Remarks at a U.S. Event Launching the "Jailed for What?" Campaign Highlighting Cuba's Political Prisoners

Ambassador Kelley Currie
U.S. Representative for Economic and Social Affairs
U.S. Mission to the United Nations
New York City
October 16, 2018

AS DELIVERED

On behalf of the U.S. Mission to the United Nations, I welcome you to the UN.

A few weeks ago, Cuban President Miguel Diaz-Canel came here to the United Nations and painted a rosy picture of his country as a paragon of solidarity, democracy, and human rights. But to the more than five thousand Cubans who were arbitrarily detained for political reasons in 2017, this is a sick joke.
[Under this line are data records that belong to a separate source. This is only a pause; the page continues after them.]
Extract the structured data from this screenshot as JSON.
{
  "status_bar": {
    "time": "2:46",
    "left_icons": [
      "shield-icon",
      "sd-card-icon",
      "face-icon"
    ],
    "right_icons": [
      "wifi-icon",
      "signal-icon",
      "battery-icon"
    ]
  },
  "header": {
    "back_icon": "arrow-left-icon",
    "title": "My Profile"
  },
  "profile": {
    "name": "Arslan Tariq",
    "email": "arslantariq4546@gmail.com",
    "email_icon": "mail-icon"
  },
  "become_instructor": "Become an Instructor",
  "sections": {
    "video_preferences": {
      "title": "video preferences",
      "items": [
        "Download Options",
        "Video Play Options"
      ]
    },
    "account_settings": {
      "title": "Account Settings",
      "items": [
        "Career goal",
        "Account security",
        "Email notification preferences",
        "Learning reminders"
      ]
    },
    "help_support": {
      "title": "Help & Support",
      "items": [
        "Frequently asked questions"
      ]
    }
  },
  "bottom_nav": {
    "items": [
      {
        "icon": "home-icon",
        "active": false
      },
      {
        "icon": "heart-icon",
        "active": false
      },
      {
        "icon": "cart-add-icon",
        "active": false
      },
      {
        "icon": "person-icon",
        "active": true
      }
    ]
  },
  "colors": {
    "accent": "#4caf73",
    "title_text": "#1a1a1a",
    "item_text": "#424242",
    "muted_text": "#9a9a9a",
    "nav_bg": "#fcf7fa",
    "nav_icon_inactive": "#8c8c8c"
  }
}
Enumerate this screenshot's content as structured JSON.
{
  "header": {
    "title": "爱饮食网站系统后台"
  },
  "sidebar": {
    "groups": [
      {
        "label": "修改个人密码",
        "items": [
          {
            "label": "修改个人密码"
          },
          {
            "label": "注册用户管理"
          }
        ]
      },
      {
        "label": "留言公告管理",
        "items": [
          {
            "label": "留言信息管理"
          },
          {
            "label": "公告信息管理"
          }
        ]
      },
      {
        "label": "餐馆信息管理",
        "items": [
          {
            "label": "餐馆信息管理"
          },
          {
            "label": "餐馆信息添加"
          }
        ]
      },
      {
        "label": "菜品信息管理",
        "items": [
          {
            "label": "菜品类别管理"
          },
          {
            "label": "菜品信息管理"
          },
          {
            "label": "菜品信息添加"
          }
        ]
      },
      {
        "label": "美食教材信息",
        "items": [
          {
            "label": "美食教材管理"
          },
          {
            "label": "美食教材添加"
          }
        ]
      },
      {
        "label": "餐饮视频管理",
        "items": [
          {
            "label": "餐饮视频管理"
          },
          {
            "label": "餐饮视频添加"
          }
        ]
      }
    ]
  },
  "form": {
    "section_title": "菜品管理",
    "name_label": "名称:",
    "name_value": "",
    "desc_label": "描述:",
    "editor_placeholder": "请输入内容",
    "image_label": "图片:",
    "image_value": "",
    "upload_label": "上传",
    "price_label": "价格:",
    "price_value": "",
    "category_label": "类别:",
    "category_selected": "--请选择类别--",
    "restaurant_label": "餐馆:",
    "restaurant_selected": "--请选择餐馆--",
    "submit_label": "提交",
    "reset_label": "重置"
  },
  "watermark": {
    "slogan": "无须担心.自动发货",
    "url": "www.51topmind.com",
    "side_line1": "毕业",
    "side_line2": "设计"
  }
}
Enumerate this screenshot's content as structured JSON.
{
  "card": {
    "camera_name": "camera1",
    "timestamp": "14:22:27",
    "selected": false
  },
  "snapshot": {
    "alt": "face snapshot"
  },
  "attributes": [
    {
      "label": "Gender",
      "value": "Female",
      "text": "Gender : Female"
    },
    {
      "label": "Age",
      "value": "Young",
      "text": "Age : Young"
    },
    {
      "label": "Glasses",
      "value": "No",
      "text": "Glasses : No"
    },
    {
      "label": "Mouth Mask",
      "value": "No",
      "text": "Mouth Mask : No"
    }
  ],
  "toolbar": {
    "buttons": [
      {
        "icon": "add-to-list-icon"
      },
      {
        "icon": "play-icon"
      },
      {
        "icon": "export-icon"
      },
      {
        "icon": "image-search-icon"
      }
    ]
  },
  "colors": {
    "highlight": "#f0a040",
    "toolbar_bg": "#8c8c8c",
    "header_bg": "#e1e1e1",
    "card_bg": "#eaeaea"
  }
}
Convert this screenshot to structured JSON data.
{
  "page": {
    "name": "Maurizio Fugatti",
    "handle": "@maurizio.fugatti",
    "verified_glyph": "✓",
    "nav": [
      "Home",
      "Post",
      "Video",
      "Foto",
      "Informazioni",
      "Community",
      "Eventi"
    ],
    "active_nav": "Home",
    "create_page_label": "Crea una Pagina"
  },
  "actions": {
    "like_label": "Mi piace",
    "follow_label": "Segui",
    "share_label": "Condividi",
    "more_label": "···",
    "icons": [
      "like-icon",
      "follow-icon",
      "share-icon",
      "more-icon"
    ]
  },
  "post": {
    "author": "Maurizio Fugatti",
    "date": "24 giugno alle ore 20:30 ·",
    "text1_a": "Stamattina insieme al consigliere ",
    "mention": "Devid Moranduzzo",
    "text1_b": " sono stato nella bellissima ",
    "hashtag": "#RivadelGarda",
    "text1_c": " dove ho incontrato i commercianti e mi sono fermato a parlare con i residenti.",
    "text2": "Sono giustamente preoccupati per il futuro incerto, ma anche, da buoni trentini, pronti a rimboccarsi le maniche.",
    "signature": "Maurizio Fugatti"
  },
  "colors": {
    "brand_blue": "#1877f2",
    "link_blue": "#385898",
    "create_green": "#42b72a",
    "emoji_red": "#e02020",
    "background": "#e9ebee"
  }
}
More and more, Cuban repression relies on raids of activists’ homes and offices, short-term detentions, and public denunciations known as “repudio.”

At the same time, reputable NGOs report that well over 100 Cubans currently languish in jails or under house arrest as political prisoners. The Cuban government tried, convicted, and sentenced many on arbitrary charges like “contempt” of Cuban authorities or “pre-criminal social dangerousness” – bogus legal constructs meant to deny human beings of their most basic rights to free thought and expression.

In the case of independent journalist Yoennis de Jesus Guerra Garcia, it was the specious charge of illegally slaughtering livestock, which police found after he ran several press accounts critical of local authorities.

However, their real transgression was to protest, criticize the regime, question the irrevocable character of socialism in Cuba, or exercise their freedom of expression, as guaranteed by the Cuban constitution.

Cuba’s political prisoners are an explicit sign of the repressive nature of the regime and represent a blatant affront to the fundamental freedoms that the United States and many other democratic governments support, and that are enshrined in the Universal Declaration of Human Rights. The urgency of this injustice is exemplified by the grave state of health of Cuban democratic activist Tomas Nunez Magdariaga, who spent 62 days on a hunger strike in protest of his unjust imprisonment. We welcome his long overdue release and return home.

President Trump is taking action to hold the Cuban regime responsible for its human rights violations and supporting the Cuban people’s aspirations to live in freedom.

Today, we come to the United Nations to remind the world that today, in Cuba, there are political prisoners. They come from all over Cuba, these men and women – activists, lawyers, workers, from different faiths and walks of life.

They are united in their quest to speak out for a better, freer, more democratic Cuba for themselves and their children. And their imprisonment is not only a violation of the fundamental freedoms all of us cherish, but it is also a human tragedy.

We are grateful for the participation today of OAS Secretary General Luis Almagro, who has championed the cause of democracy and human rights throughout the Americas, including for Cuba’s political prisoners.

We welcome Carlos Quesada, a civil society activist whose organization works side by side with activists in Cuba and other Latin American nations to enhance their ability to promote and protect the human rights of marginalized and vulnerable people.

We are especially honored to have with us today Alejandro Gonzalez Raga, a Cuban journalist and former political prisoner, who will tell us his firsthand experience of the horrors of the Cuban prison and justice system.

And we will hear from Miriam Cardet, whose brother, Eduardo, is currently serving a three-year sentence in a Cuban jail. Eduardo is a leader in the Christian Liberation Movement who criticized Fidel Castro in November 2016. Several days later, he was arrested. Though witnesses at the scene say authorities beat him during his arrest, it is Cardet who was sentenced for assault

The “Jailed for What” campaign will draw attention to the cases of specific political prisoners.

We urge our partners to join with us in calling on the Government of Cuba to release all political prisoners.

Many Member States in the United Nations call themselves friends of Cuba. The United States is proud to call ourselves friends of the Cuban people.